Buzz pollination has evolved among thousands of flowering plants, including species of agricultural importance like tomatoes and potatoes. The reliance of many plant species on buzz-pollinating bees makes particularly worrying the recent decline in bee populations around the world.
Interestingly, not all bees can buzz-pollinate: Honeybees have never been observed using vibrations to remove pollen from flowers, which is odd given that they can produce vibrations in other contexts.

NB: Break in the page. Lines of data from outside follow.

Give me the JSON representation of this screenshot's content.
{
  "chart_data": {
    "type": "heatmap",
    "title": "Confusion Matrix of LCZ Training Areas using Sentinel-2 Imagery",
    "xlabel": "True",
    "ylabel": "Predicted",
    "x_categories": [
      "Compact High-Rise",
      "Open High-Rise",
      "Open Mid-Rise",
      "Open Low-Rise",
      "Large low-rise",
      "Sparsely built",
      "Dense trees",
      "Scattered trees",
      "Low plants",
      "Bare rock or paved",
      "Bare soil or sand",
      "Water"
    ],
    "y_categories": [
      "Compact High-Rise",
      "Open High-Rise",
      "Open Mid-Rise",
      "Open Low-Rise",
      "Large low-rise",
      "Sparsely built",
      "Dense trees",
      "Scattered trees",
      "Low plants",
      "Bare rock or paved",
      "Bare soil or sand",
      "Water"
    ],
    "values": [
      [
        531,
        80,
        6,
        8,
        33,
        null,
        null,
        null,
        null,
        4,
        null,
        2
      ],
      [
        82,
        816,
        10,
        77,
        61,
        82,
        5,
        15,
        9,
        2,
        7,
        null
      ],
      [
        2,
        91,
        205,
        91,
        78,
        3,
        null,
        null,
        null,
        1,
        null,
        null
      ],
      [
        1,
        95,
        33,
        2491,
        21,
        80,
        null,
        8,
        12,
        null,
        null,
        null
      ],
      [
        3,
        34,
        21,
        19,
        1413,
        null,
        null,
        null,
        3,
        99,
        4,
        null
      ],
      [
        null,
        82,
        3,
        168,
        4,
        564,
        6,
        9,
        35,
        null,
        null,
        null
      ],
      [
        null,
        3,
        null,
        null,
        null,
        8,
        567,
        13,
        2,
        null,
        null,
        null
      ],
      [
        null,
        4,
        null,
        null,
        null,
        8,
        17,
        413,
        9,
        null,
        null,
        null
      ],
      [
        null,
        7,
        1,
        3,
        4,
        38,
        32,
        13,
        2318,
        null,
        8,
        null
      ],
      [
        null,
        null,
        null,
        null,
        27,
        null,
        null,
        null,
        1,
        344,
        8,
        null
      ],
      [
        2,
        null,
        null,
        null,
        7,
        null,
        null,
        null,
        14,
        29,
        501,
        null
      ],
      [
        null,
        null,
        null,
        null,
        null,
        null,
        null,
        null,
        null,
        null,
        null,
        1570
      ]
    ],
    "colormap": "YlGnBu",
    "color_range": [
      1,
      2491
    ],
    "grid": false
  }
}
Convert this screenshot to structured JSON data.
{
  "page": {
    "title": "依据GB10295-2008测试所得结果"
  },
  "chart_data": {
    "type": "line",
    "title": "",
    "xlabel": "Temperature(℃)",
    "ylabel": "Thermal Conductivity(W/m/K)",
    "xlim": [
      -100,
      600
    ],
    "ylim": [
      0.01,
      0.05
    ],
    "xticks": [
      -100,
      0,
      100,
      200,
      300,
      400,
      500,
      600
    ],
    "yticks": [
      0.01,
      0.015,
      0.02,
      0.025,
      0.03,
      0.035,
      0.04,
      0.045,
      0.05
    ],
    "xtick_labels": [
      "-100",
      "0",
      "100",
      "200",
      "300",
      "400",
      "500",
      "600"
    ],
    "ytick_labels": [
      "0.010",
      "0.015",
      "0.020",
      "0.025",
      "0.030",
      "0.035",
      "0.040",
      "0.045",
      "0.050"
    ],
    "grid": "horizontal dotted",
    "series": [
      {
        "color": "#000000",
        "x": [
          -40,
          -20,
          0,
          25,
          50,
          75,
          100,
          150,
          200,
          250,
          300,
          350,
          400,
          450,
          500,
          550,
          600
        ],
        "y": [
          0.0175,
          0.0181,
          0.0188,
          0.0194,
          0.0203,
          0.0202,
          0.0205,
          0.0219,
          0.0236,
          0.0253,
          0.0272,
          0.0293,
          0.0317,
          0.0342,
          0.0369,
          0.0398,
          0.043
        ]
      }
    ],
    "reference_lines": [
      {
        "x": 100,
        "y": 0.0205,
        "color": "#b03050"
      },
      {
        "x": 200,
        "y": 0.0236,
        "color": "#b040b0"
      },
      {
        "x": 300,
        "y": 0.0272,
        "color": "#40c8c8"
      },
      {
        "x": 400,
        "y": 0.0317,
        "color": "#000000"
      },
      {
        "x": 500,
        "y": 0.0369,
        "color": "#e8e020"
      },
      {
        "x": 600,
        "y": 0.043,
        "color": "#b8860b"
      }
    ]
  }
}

Buzz pollination is relatively well known (many people have heard bumblebees buzzing away while extracting pollen), yet there are many open research questions in this field. For the past years we have used simple experiments and lots of patience to extract some of the secrets of this fascinating buzz-pollinating mechanism.
A couple of years ago, my colleague Paul de Luca and I published a review of buzz pollination in Current Opinion in Plant Biology. Our review paper attracted the attention of the press, and we were lucky to have our work covered by Carl Zimmer in this New York Times article.
Bees can learn to buzz-pollinate
We have recently published an article showing for the first time that bees can adjust the type of vibrations they produce as they gain experience at manipulating flowers. The work was started as the dissertation of one of my undergraduate students, Tan Morgan, and in collaboration with Penelope Whitehorn and Gillian Vallejo. You can read more about this recent work and its implications here.
Vibrations produced during defence are different from those produced while feeding
Last year we published an article showing that bees can adjust the type of vibrations depending on the context. Thus, and angry buzz has a different acoustic signature than a buzz produced during feeding. The fact that not all buzzes are equal (see coverage in The Economist), together with the observation that different bee species have characteristic acoustic signals, raises the interesting possibility that bees can adjust the type of vibration produced to maximise pollen release. It has been previously suggested that bees may be “tuned in” with the flowers they visit.